Integrations#

It is easy to integrate Coiled with different systems including

  • Developer environments like cloud notebooks and IDEs

  • Production systems like Airflow/Prefect/Dagster/Cron/Jenkins

  • CI/CD systems like GitHub Actions

  • … and much more

This is because Coiled is API-first, primarily being driven through its Python interface

import coiled
cluster = coiled.Cluster(...)

This means that Coiled can be invoked from anywhere that runs Python. Coiled feels more like using a library (like pandas or numpy) than it feels like using a platform (like Databricks or Kubernetes).

Example: Cloud Notebooks#

It is easy to integrate Coiled to your favorite cloud notebook provider. These are the same steps you would do locally.

  1. Install the coiled Python library

    pip install coiled
    
  2. Authenticate your cloud notebook environment with Coiled

    coiled login
    

    This stores an API token in your notebook’s persistent drive

  3. Use Coiled in your notebook

    import coiled
    
    cluster = coiled.Cluster(...)
    

Your software packages and cloud credentials will be copied from your cloud notebook environment and replicated on the remote machines.

Users familiar with Coiled will notice that this process is identical to the process to use Coiled from a personal laptop. There’s no difference to using Coiled in different locations (cloud, local, HPC) or development environments (notebooks, VS Code, workflow managers).

Example: AWS Lambda#

As an example, let’s say that you want to integrate Coiled with AWS Lambda to augment your Lambda functions with larger cloud hardware (Lambda jobs are constrained in their available hardware)

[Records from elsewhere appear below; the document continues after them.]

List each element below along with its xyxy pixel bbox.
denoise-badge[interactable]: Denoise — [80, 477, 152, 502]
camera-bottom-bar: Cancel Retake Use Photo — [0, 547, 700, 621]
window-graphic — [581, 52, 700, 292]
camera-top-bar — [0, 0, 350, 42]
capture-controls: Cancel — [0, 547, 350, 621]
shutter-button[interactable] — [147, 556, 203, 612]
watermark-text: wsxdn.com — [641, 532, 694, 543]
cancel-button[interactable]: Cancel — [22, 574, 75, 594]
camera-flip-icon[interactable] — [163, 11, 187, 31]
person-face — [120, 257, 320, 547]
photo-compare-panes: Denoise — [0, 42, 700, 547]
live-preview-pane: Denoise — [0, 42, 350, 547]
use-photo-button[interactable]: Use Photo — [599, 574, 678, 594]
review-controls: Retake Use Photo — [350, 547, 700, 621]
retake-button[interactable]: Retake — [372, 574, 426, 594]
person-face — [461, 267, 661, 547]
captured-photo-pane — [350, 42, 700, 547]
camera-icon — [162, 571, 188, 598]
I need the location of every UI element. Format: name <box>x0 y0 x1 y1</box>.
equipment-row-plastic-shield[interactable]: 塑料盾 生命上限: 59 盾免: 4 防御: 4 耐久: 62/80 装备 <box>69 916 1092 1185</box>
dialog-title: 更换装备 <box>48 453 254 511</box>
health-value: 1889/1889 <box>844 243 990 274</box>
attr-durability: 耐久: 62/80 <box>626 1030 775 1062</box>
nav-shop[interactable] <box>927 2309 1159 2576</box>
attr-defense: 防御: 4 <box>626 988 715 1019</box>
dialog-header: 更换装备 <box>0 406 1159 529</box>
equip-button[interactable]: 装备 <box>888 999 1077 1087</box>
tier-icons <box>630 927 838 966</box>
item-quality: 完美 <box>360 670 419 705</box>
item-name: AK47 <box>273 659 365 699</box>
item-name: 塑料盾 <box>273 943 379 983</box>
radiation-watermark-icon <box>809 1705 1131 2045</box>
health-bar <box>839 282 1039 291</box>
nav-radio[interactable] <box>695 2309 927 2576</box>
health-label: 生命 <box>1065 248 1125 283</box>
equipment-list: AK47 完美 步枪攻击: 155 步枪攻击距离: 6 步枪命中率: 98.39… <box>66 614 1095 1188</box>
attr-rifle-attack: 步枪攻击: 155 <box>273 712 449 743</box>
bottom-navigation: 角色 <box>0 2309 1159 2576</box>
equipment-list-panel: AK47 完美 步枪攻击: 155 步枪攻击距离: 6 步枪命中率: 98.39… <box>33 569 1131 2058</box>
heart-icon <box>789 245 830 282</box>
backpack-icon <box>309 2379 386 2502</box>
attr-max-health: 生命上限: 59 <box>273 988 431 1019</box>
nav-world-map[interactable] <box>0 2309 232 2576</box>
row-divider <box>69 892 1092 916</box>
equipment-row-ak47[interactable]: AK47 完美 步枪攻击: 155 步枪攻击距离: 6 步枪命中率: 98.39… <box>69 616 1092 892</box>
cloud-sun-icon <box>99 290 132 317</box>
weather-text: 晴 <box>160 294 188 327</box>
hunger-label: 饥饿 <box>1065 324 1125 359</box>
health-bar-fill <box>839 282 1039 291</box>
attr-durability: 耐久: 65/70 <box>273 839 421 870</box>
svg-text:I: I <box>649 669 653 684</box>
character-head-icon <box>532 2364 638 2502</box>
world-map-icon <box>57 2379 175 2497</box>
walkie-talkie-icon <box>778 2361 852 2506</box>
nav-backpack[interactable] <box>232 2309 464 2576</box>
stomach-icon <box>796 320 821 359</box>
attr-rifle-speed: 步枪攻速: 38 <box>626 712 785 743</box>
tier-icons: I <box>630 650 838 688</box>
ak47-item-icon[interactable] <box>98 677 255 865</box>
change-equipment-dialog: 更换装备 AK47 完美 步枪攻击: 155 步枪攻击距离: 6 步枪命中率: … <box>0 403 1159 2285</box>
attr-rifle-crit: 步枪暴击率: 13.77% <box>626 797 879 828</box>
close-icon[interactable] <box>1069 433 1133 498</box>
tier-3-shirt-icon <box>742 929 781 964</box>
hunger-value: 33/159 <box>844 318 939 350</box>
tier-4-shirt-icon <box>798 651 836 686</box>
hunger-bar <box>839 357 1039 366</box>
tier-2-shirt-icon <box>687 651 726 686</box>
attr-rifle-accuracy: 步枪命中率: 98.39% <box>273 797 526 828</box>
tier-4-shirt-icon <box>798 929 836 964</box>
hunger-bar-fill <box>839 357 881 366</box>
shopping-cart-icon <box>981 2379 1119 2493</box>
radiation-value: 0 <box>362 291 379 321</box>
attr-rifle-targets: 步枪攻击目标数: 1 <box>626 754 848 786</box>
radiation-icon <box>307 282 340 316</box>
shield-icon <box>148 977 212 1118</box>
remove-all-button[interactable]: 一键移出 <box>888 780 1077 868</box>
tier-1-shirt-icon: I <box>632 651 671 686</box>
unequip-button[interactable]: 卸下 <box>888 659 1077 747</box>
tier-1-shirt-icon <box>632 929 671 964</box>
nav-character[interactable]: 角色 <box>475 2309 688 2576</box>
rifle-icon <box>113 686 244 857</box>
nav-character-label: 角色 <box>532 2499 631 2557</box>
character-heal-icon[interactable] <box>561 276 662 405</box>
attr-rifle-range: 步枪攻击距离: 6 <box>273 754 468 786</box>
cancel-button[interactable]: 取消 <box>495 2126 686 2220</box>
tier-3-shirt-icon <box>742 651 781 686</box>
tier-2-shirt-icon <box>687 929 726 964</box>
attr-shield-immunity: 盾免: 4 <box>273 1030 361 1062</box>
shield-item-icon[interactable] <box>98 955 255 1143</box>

You start with your normal AWS Lambda Python script

def lambda_handler(event, context):
    # List filenames to process
    filenames = event.get('filenames')

    # Process all filenames (This is slow and runs out of memory sometimes)
    results = []
    for filename in filenames:
        data = load(filename)
        result = process(data)
        results.append(result)

    # Return a response
    return {
        'statusCode': 200,
        'body': results,
        })
    }

Because we have access to Python in this Lambda function we can invoke Coiled, asking for more and larger hardware

def lambda_handler(event, context):
    # List filenames to process
    filenames = event.get('filenames')

    # Ask for larger machines
    cluster = coiled.Cluster(worker_memory="512 GiB")
    client = cluster.get_client()

    # Process all files on these larger machines, gather results back
    def compute(filename):
        data = load(filename)
        return process(data)

    tasks = client.map(compute, filenames)
    results = client.gather(tasks)

    # Return a response
    return {
        'statusCode': 200,
        'body': results,
        })
    }

This pattern is common. We use Coiled together with existing production systems to augment those systems with greater scale on the cloud. There are a few common questions with these systems:

  • Q: How do I set a Coiled API key?
    A: You can set an API key with the environment variable DASK_COILED__TOKEN

  • Q: How do I specify a production software environment for the Coiled workers?
    A: You’ve already set a production software environment in the location where you’re invoking the Coiled cluster (like the AWS Lambda environment above). Coiled will replicate that exact locked down environment on the remote machines automatically.

  • Q: How do I ensure Coiled has the right permissions to access my data?
    A: If your data is stored on cloud storage then Coiled will replicate the credentials in the hosting environment (AWS Lambda in this case) and forward those credentials to the workers.

    If your permissions depend on environment variables (common with databases like Snowflake for example) you can send those to the workers with the coiled.Cluster.send_private_envs method.

Conclusion#

Coiled integrations are easy because Coiled operates as just a Python API. In this way Coiled feels more like a library like pandas or numpy rather than a platform like Databricks or Kubernetes. Coiled is designed to be used anywhere you can run Python.

So in most cases the answer to the question of “Can I integrate Coiled with X” is “yes, just import coiled in that system and go.”